I'm writing a little app that users rss feeds from a website and I've found
that some feeds contain items in different languages. So far, I've only had
feeds that are in Japanese (eucjp). I've managed to get the feed to save
and display properly by adding the charset to my inputstream (or
inputstreamreader, I forgot). Anyway, the problem I'm having is that I'd
like to be able to read the xml, and then figure out the language that each
item is in. It seems that only a few are in Japanese, and I wouldn't be
surprised if they are sometimes mixed with items from different languages.
I've found the "Java port of Mozilla charset detector" and it works ok, but
it still won't be able to handle what I'm trying to do.
I'm using an rss library to parse the xml and give me simple objects to work
with. I'd hate to parse the xml manually by looking at bytes and then
feeding byte arrays to the charset detection library, this seems like a
dumb way to go (plus it means a lot more work).

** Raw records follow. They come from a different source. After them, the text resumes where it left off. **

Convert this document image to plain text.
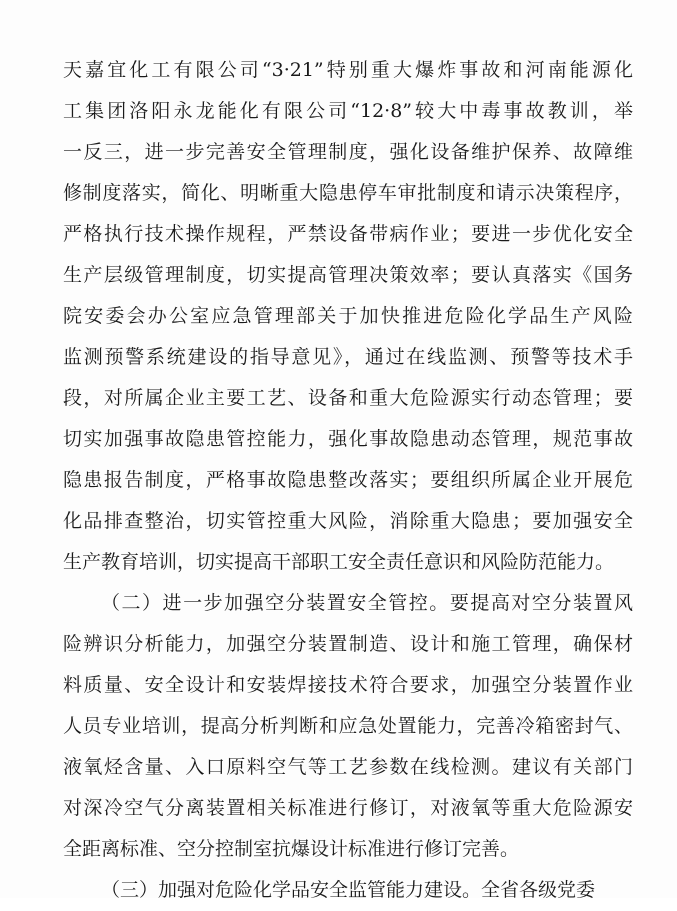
天嘉宜化工有限公司“3·21”特别重大爆炸事故和河南能源化
工集团洛阳永龙能化有限公司“12·8”较大中毒事故教训，举
一反三，进一步完善安全管理制度，强化设备维护保养、故障维
修制度落实，简化、明晰重大隐患停车审批制度和请示决策程序，
严格执行技术操作规程，严禁设备带病作业；要进一步优化安全
生产层级管理制度，切实提高管理决策效率；要认真落实《国务
院安委会办公室应急管理部关于加快推进危险化学品生产风险
监测预警系统建设的指导意见》，通过在线监测、预警等技术手
段，对所属企业主要工艺、设备和重大危险源实行动态管理；要
切实加强事故隐患管控能力，强化事故隐患动态管理，规范事故
隐患报告制度，严格事故隐患整改落实；要组织所属企业开展危
化品排查整治，切实管控重大风险，消除重大隐患；要加强安全
生产教育培训，切实提高干部职工安全责任意识和风险防范能力。
（二）进一步加强空分装置安全管控。要提高对空分装置风
险辨识分析能力，加强空分装置制造、设计和施工管理，确保材
料质量、安全设计和安装焊接技术符合要求，加强空分装置作业
人员专业培训，提高分析判断和应急处置能力，完善冷箱密封气、
液氧烃含量、入口原料空气等工艺参数在线检测。建议有关部门
对深冷空气分离装置相关标准进行修订，对液氧等重大危险源安
全距离标准、空分控制室抗爆设计标准进行修订完善。
（三）加强对危险化学品安全监管能力建设。全省各级党委
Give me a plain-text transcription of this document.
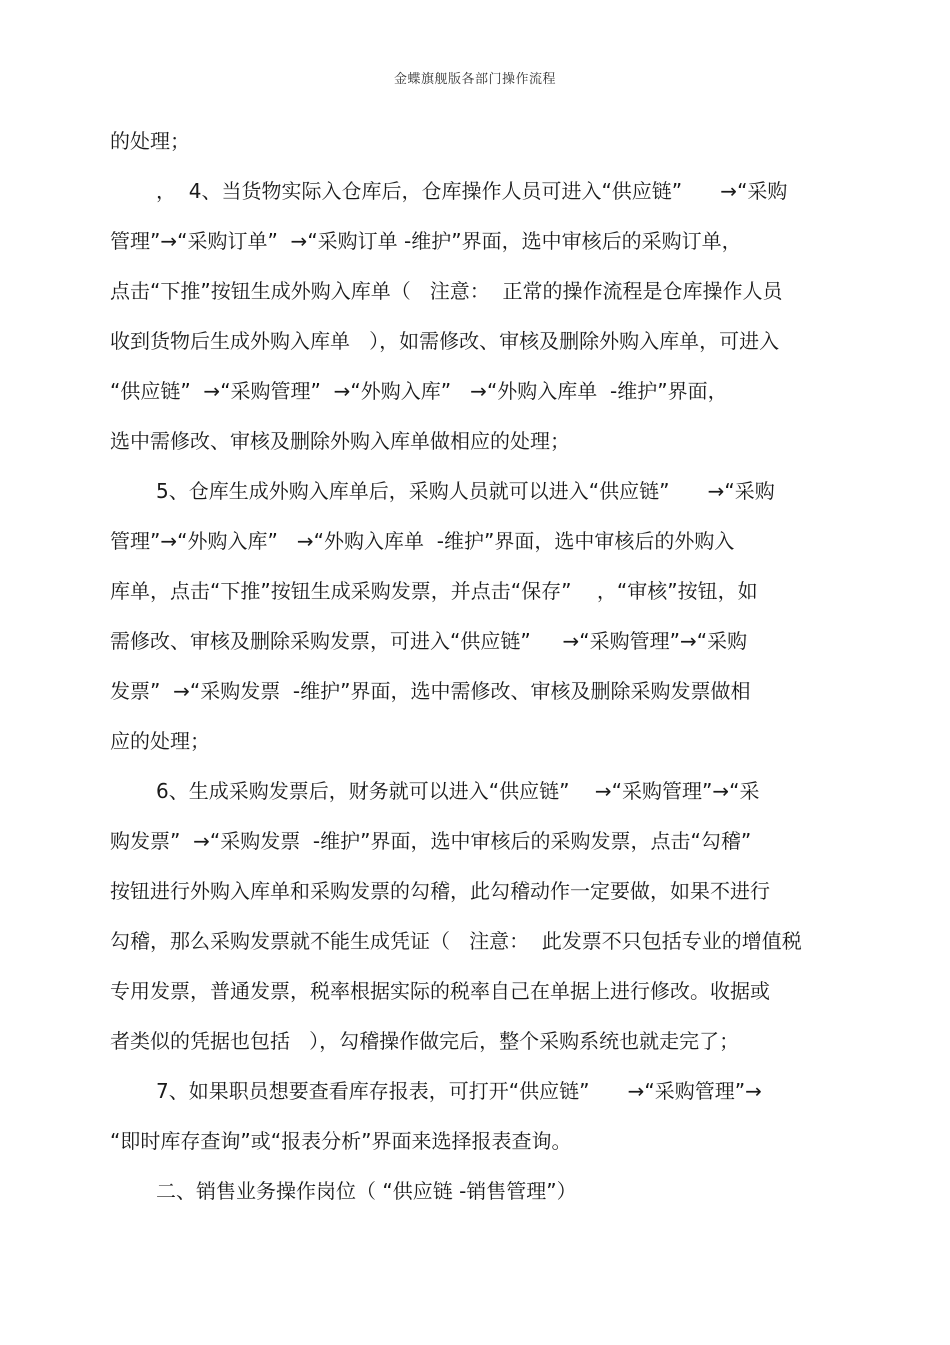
金蝶旗舰版各部门操作流程
的处理；
，  4、当货物实际入仓库后，仓库操作人员可进入“供应链”      →“采购
管理”→“采购订单”  →“采购订单 -维护”界面，选中审核后的采购订单，
点击“下推”按钮生成外购入库单（   注意：  正常的操作流程是仓库操作人员
收到货物后生成外购入库单   ），如需修改、审核及删除外购入库单，可进入
“供应链”  →“采购管理”  →“外购入库”   →“外购入库单  -维护”界面，
选中需修改、审核及删除外购入库单做相应的处理；
5、仓库生成外购入库单后，采购人员就可以进入“供应链”      →“采购
管理”→“外购入库”   →“外购入库单  -维护”界面，选中审核后的外购入
库单，点击“下推”按钮生成采购发票，并点击“保存”    ，“审核”按钮，如
需修改、审核及删除采购发票，可进入“供应链”     →“采购管理”→“采购
发票”  →“采购发票  -维护”界面，选中需修改、审核及删除采购发票做相
应的处理；
6、生成采购发票后，财务就可以进入“供应链”    →“采购管理”→“采
购发票”  →“采购发票  -维护”界面，选中审核后的采购发票，点击“勾稽”
按钮进行外购入库单和采购发票的勾稽，此勾稽动作一定要做，如果不进行
勾稽，那么采购发票就不能生成凭证（   注意：  此发票不只包括专业的增值税
专用发票，普通发票，税率根据实际的税率自己在单据上进行修改。收据或
者类似的凭据也包括   ），勾稽操作做完后，整个采购系统也就走完了；
7、如果职员想要查看库存报表，可打开“供应链”      →“采购管理”→
“即时库存查询”或“报表分析”界面来选择报表查询。
二、销售业务操作岗位（ “供应链 -销售管理”）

Has anybody dealt with this in the past? I can't seem to find any solutions
on the net.
Thanks.
- Miguel

Signature
Posted via a free Usenet account from http://www.teranews.com
Oliver Wong - 29 Jun 2006 20:19 GMT
> I'm writing a little app that users rss feeds from a website and I've
> found
[quoted text clipped - 22 lines]
>
> Thanks.
RSS uses XML. My understanding is that XML is by default encoded in
UTF-8, and an XML parser should assume it's receiving UTF-8 data until it
receives an encoding declaration stating otherwise. In other words, this
should all work automatically.
Possibilities why it might not be working:
(1) The RSS library is buggy.
(2) The author of the RSS feed set their encoding declaration
incorrectly.
- Oliver
John W. Kennedy - 29 Jun 2006 20:53 GMT
>> I'm writing a little app that users rss feeds from a website and I've
>> found
[quoted text clipped - 28 lines]
> it receives an encoding declaration stating otherwise. In other words,
> this should all work automatically.
It's a little more complicated.
A) The encoding can be specified externally (e.g., by an HTTP header).
B) If it is not specified, it may be either UTF-8 or UTF-16 without an
encoding declaration.
C) And if there /is/ an encoding declaration, it is necessary to make at
least an approximate guess in order to read the encoding declaration.
The matter is discussed at
<URL:http://www.w3.org/TR/2004/REC-xml-20040204/#sec-guessing>.

Signature
John W. Kennedy
"The blind rulers of Logres
Nourished the land on a fallacy of rational virtue."
-- Charles Williams. "Taliessin through Logres: Prelude"